I’m realy trying but it’s not easy.
I would like to ask how can I add my profile picture?
Thanks xxx
Private Member |
la valette-du-var, france
The less you eat sugar, the less you actually want it 🙂 but yeah it’s a pain in the ass to get over it, I feel you 😀
If you want to upload a profile picture you have to go to gravatar.com and your picture will appear on every website on which the function is available.
Private Member |
Thank you for that xxx
Private Member |
la valette-du-var, france
I’m glad you did, you look gorgeous 😀
Private Member |
That’s so nice of you 🙂 Thank you xxx
Private Member |
cambridgeshire, england, uk
I made a promise to myself 4 weeks ago that I would eat healthily and exercise, since then I have been doing your workouts daily, I follow a similar diet to yours (I think), I haven’t touched sugar since reading your articles and other articles about it and I also haven’t touched alcohol. I have to say I find the food really easy to stick to, as there is a wide variety of foods you can eat and they are tasty. I also make sure I drink at least 2L water per day. I’ve never felt better, my skin is so much better and I have tons of energy. The only expectation I have of myself is to keep on track with eating healthy and exercising and if I just so happen to see a six pack appearing well then that’s just a very welcome bonus 🙂
Just wanted to say thank u Zuzka for being a great role model and helping us accomplish our goals every day!

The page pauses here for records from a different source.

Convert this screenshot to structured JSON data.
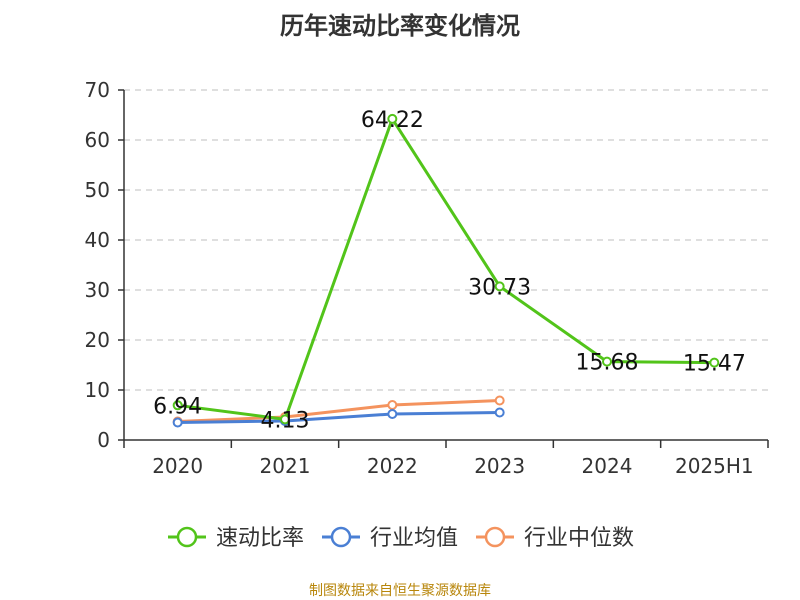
{
  "chart_data": {
    "type": "line",
    "title": "历年速动比率变化情况",
    "categories": [
      "2020",
      "2021",
      "2022",
      "2023",
      "2024",
      "2025H1"
    ],
    "ylim": [
      0,
      70
    ],
    "yticks": [
      0,
      10,
      20,
      30,
      40,
      50,
      60,
      70
    ],
    "grid": true,
    "legend": "bottom",
    "series": [
      {
        "name": "速动比率",
        "color": "#52c41a",
        "values": [
          6.94,
          4.13,
          64.22,
          30.73,
          15.68,
          15.47
        ],
        "labels": [
          "6.94",
          "4.13",
          "64.22",
          "30.73",
          "15.68",
          "15.47"
        ]
      },
      {
        "name": "行业均值",
        "color": "#4a7fd4",
        "values": [
          3.5,
          3.8,
          5.2,
          5.5,
          null,
          null
        ]
      },
      {
        "name": "行业中位数",
        "color": "#f4935e",
        "values": [
          3.7,
          4.6,
          7.0,
          7.9,
          null,
          null
        ]
      }
    ]
  },
  "source": "制图数据来自恒生聚源数据库"
}
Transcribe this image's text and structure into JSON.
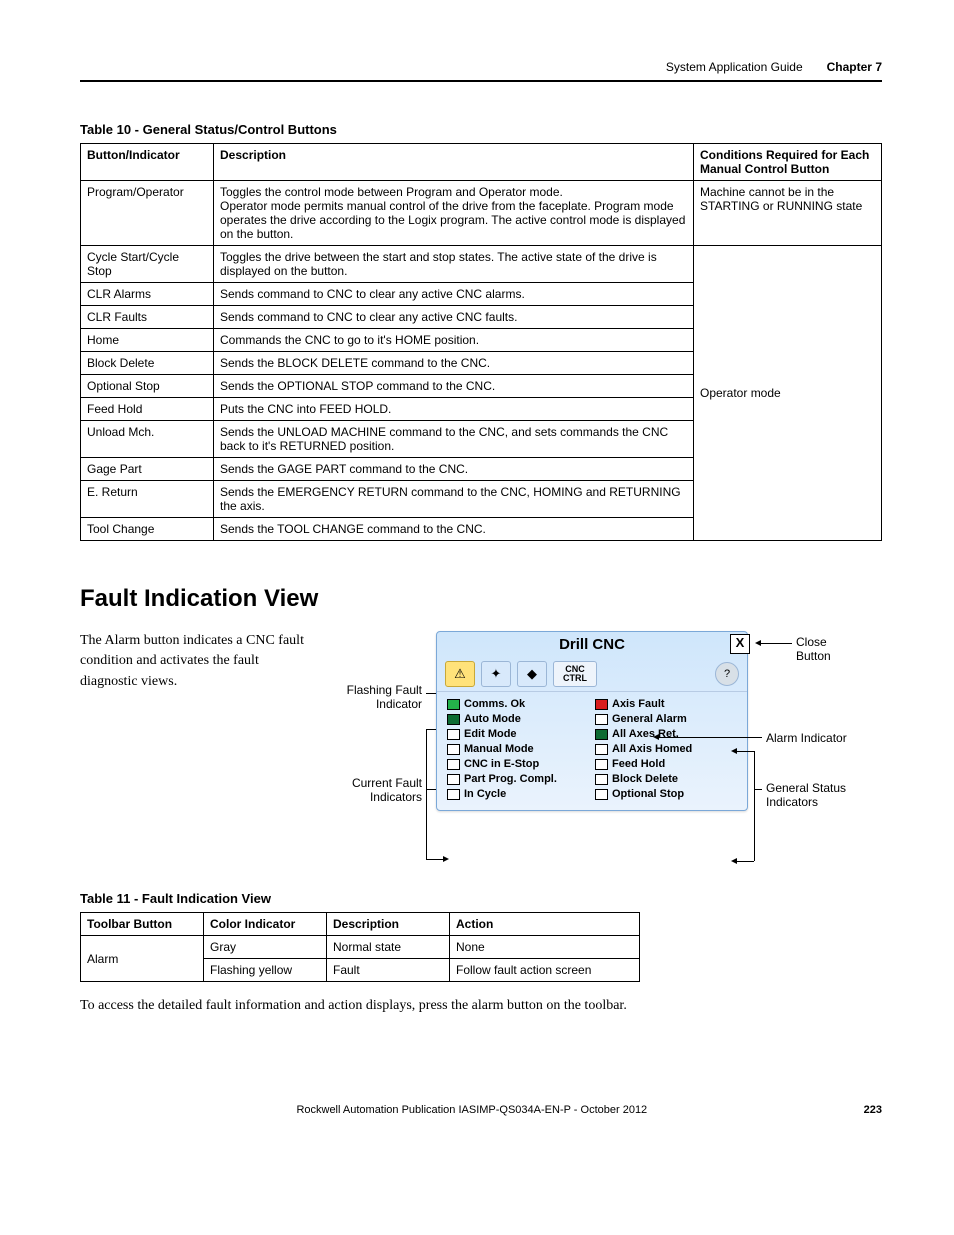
{
  "header": {
    "section": "System Application Guide",
    "chapter": "Chapter 7"
  },
  "table10": {
    "caption": "Table 10 - General Status/Control Buttons",
    "columns": [
      "Button/Indicator",
      "Description",
      "Conditions Required for Each Manual Control Button"
    ],
    "rows": [
      {
        "c1": "Program/Operator",
        "c2": "Toggles the control mode between Program and Operator mode.\nOperator mode permits manual control of the drive from the faceplate. Program mode operates the drive according to the Logix program. The active control mode is displayed on the button.",
        "c3": "Machine cannot be in the STARTING or RUNNING state"
      },
      {
        "c1": "Cycle Start/Cycle Stop",
        "c2": "Toggles the drive between the start and stop states. The active state of the drive is displayed on the button.",
        "c3_span_start": true,
        "c3": "Operator mode"
      },
      {
        "c1": "CLR Alarms",
        "c2": "Sends command to CNC to clear any active CNC alarms."
      },
      {
        "c1": "CLR Faults",
        "c2": "Sends command to CNC to clear any active CNC faults."
      },
      {
        "c1": "Home",
        "c2": "Commands the CNC to go to it's HOME position."
      },
      {
        "c1": "Block Delete",
        "c2": "Sends the BLOCK DELETE command to the CNC."
      },
      {
        "c1": "Optional Stop",
        "c2": "Sends the OPTIONAL STOP command to the CNC."
      },
      {
        "c1": "Feed Hold",
        "c2": "Puts the CNC into FEED HOLD."
      },
      {
        "c1": "Unload Mch.",
        "c2": "Sends the UNLOAD MACHINE command to the CNC, and sets commands the CNC back to it's RETURNED position."
      },
      {
        "c1": "Gage Part",
        "c2": "Sends the GAGE PART command to the CNC."
      },
      {
        "c1": "E. Return",
        "c2": "Sends the EMERGENCY RETURN command to the CNC, HOMING and RETURNING the axis."
      },
      {
        "c1": "Tool Change",
        "c2": "Sends the TOOL CHANGE command to the CNC."
      }
    ]
  },
  "sectionTitle": "Fault Indication View",
  "bodyText": "The Alarm button indicates a CNC fault condition and activates the fault diagnostic views.",
  "panel": {
    "title": "Drill CNC",
    "cncCtrl": "CNC\nCTRL",
    "leftCol": [
      {
        "lbl": "Comms. Ok",
        "color": "green"
      },
      {
        "lbl": "Auto Mode",
        "color": "dgreen"
      },
      {
        "lbl": "Edit Mode",
        "color": "white"
      },
      {
        "lbl": "Manual Mode",
        "color": "white"
      },
      {
        "lbl": "CNC in E-Stop",
        "color": "white"
      },
      {
        "lbl": "Part Prog. Compl.",
        "color": "white"
      },
      {
        "lbl": "In Cycle",
        "color": "white"
      }
    ],
    "rightCol": [
      {
        "lbl": "Axis Fault",
        "color": "red"
      },
      {
        "lbl": "General Alarm",
        "color": "white"
      },
      {
        "lbl": "All Axes Ret.",
        "color": "dgreen"
      },
      {
        "lbl": "All Axis Homed",
        "color": "white"
      },
      {
        "lbl": "Feed Hold",
        "color": "white"
      },
      {
        "lbl": "Block Delete",
        "color": "white"
      },
      {
        "lbl": "Optional Stop",
        "color": "white"
      }
    ]
  },
  "callouts": {
    "closeBtn": "Close\nButton",
    "flashing": "Flashing Fault\nIndicator",
    "current": "Current Fault\nIndicators",
    "alarmInd": "Alarm Indicator",
    "genStatus": "General Status\nIndicators"
  },
  "table11": {
    "caption": "Table 11 - Fault Indication View",
    "columns": [
      "Toolbar Button",
      "Color Indicator",
      "Description",
      "Action"
    ],
    "rows": [
      {
        "c1": "Alarm",
        "c1_rowspan": 2,
        "c2": "Gray",
        "c3": "Normal state",
        "c4": "None"
      },
      {
        "c2": "Flashing yellow",
        "c3": "Fault",
        "c4": "Follow fault action screen"
      }
    ]
  },
  "footNote": "To access the detailed fault information and action displays, press the alarm button on the toolbar.",
  "footer": {
    "pub": "Rockwell Automation Publication IASIMP-QS034A-EN-P - October 2012",
    "page": "223"
  }
}
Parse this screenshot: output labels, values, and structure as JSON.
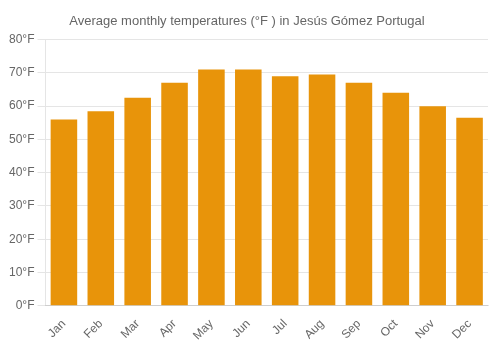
{
  "chart_data": {
    "type": "bar",
    "title": "Average monthly temperatures (°F ) in Jesús Gómez Portugal",
    "categories": [
      "Jan",
      "Feb",
      "Mar",
      "Apr",
      "May",
      "Jun",
      "Jul",
      "Aug",
      "Sep",
      "Oct",
      "Nov",
      "Dec"
    ],
    "values": [
      56,
      58.5,
      62.5,
      67,
      71,
      71,
      69,
      69.5,
      67,
      64,
      60,
      56.5
    ],
    "color": "#E8940A",
    "ylim": [
      0,
      80
    ],
    "yticks": [
      {
        "value": 0,
        "label": "0°F"
      },
      {
        "value": 10,
        "label": "10°F"
      },
      {
        "value": 20,
        "label": "20°F"
      },
      {
        "value": 30,
        "label": "30°F"
      },
      {
        "value": 40,
        "label": "40°F"
      },
      {
        "value": 50,
        "label": "50°F"
      },
      {
        "value": 60,
        "label": "60°F"
      },
      {
        "value": 70,
        "label": "70°F"
      },
      {
        "value": 80,
        "label": "80°F"
      }
    ],
    "grid": true
  }
}
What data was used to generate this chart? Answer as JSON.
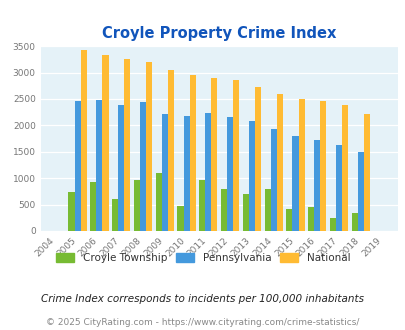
{
  "title": "Croyle Property Crime Index",
  "years": [
    2004,
    2005,
    2006,
    2007,
    2008,
    2009,
    2010,
    2011,
    2012,
    2013,
    2014,
    2015,
    2016,
    2017,
    2018,
    2019
  ],
  "croyle": [
    0,
    730,
    930,
    610,
    960,
    1090,
    475,
    960,
    790,
    700,
    800,
    410,
    460,
    255,
    340,
    0
  ],
  "pennsylvania": [
    0,
    2460,
    2475,
    2380,
    2440,
    2215,
    2185,
    2240,
    2160,
    2075,
    1940,
    1800,
    1720,
    1630,
    1490,
    0
  ],
  "national": [
    0,
    3430,
    3330,
    3260,
    3205,
    3040,
    2950,
    2900,
    2855,
    2730,
    2600,
    2500,
    2470,
    2385,
    2210,
    0
  ],
  "croyle_color": "#77bb33",
  "pa_color": "#4499dd",
  "national_color": "#ffbb33",
  "bg_color": "#e5f2f8",
  "title_color": "#1155bb",
  "ylim": [
    0,
    3500
  ],
  "yticks": [
    0,
    500,
    1000,
    1500,
    2000,
    2500,
    3000,
    3500
  ],
  "footnote1": "Crime Index corresponds to incidents per 100,000 inhabitants",
  "footnote2": "© 2025 CityRating.com - https://www.cityrating.com/crime-statistics/",
  "legend_labels": [
    "Croyle Township",
    "Pennsylvania",
    "National"
  ]
}
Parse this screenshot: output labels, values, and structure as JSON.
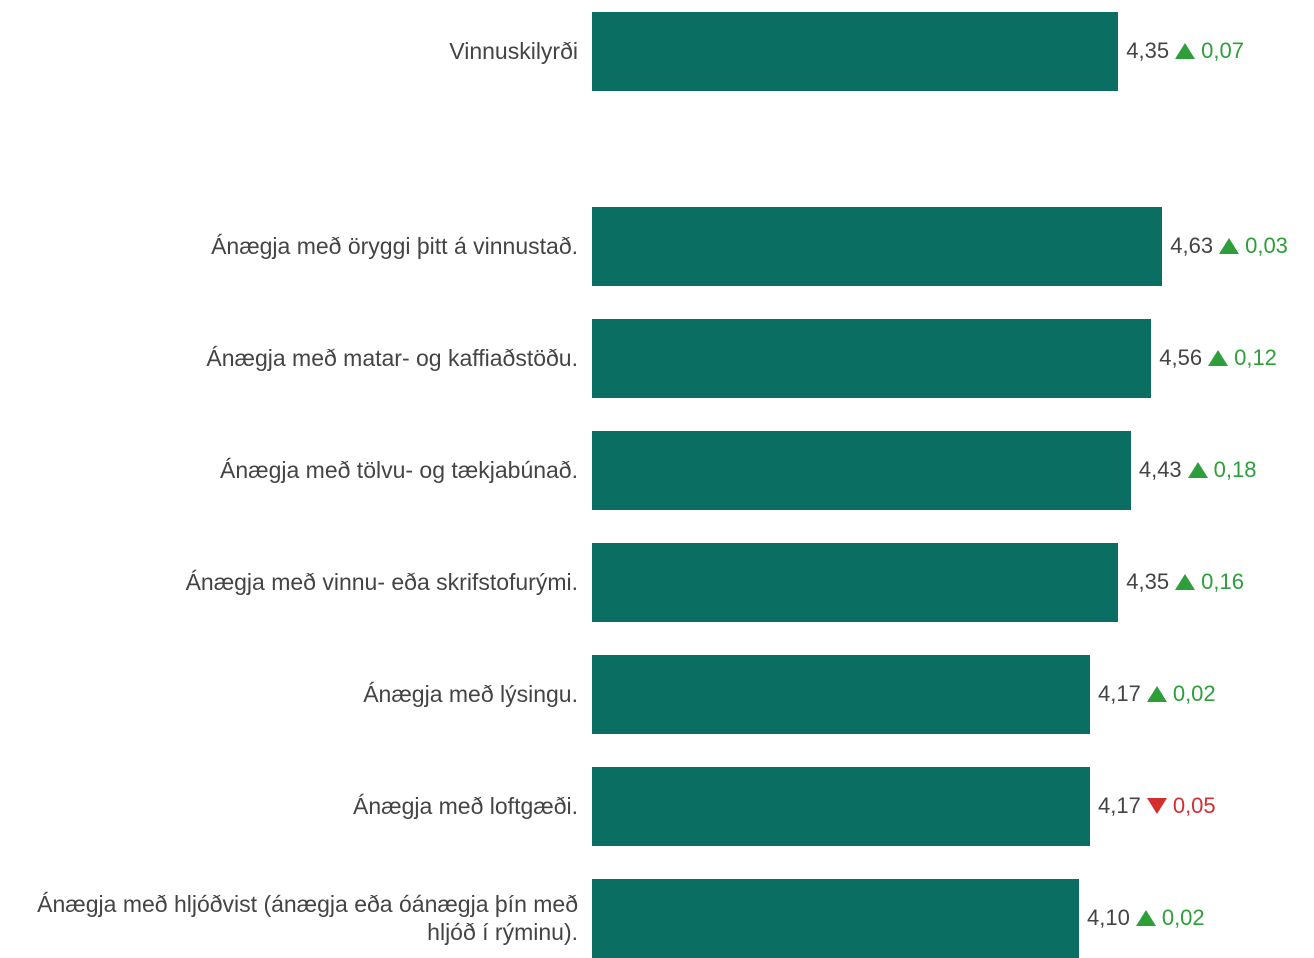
{
  "chart_data": {
    "type": "bar",
    "orientation": "horizontal",
    "categories": [
      "Vinnuskilyrði",
      "Ánægja með öryggi þitt á vinnustað.",
      "Ánægja með matar- og kaffiaðstöðu.",
      "Ánægja með tölvu- og tækjabúnað.",
      "Ánægja með vinnu- eða skrifstofurými.",
      "Ánægja með lýsingu.",
      "Ánægja með loftgæði.",
      "Ánægja með hljóðvist (ánægja eða óánægja þín með hljóð í rýminu)."
    ],
    "values": [
      4.35,
      4.63,
      4.56,
      4.43,
      4.35,
      4.17,
      4.17,
      4.1
    ],
    "value_labels": [
      "4,35",
      "4,63",
      "4,56",
      "4,43",
      "4,35",
      "4,17",
      "4,17",
      "4,10"
    ],
    "changes": [
      0.07,
      0.03,
      0.12,
      0.18,
      0.16,
      0.02,
      0.05,
      0.02
    ],
    "change_labels": [
      "0,07",
      "0,03",
      "0,12",
      "0,18",
      "0,16",
      "0,02",
      "0,05",
      "0,02"
    ],
    "change_directions": [
      "up",
      "up",
      "up",
      "up",
      "up",
      "up",
      "down",
      "up"
    ],
    "color": "#0b6e63",
    "up_color": "#2e9e3a",
    "down_color": "#d32f2f",
    "xlim": [
      1,
      5
    ]
  }
}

P.s I also struggle with something a little sweet, always on a Friday night, I have a chocolate R protein bar as my end of week treat! Not sure if that’s the best thing to eat at night, any other suggestions would be great?? 🙂
Private Member |
la valette-du-var, france
You’re doing so great Amanda 😀 I’m glad you’re happy with your new lifestyle 🙂 I’d say for your end of week treat : Zuzka’s last recipe, it has chocolate in it so you won’t be disappointed 😀 plus if you earned it with your workout, no guilt at all !!!
Private Member |
cambridgeshire, england, uk
Thanks manon I’ll definitely give it a try! However, I usually do my workouts in the afternoon between 1-3pm and don’t crave something sweet til around 8pm! maybe if I eat a post workout treat in the afternoon my craving will be gone by the evening 🙂
Private Member |
la valette-du-var, france
Hehehe, try and let me know 😀
Private Member |
My habit is tracking each time I workout! If I don’t work out that day I but “rest day” just for a way to see how many times I missed my workout then I try to lower that amount every three months! But I always right down the workout I did and the date!!
Private Member |
québec, canada
I have no trouble staying consistent with your trainings, they are so inventive and fun. 🙂
It’s another tip for staying in shape; loving what you do!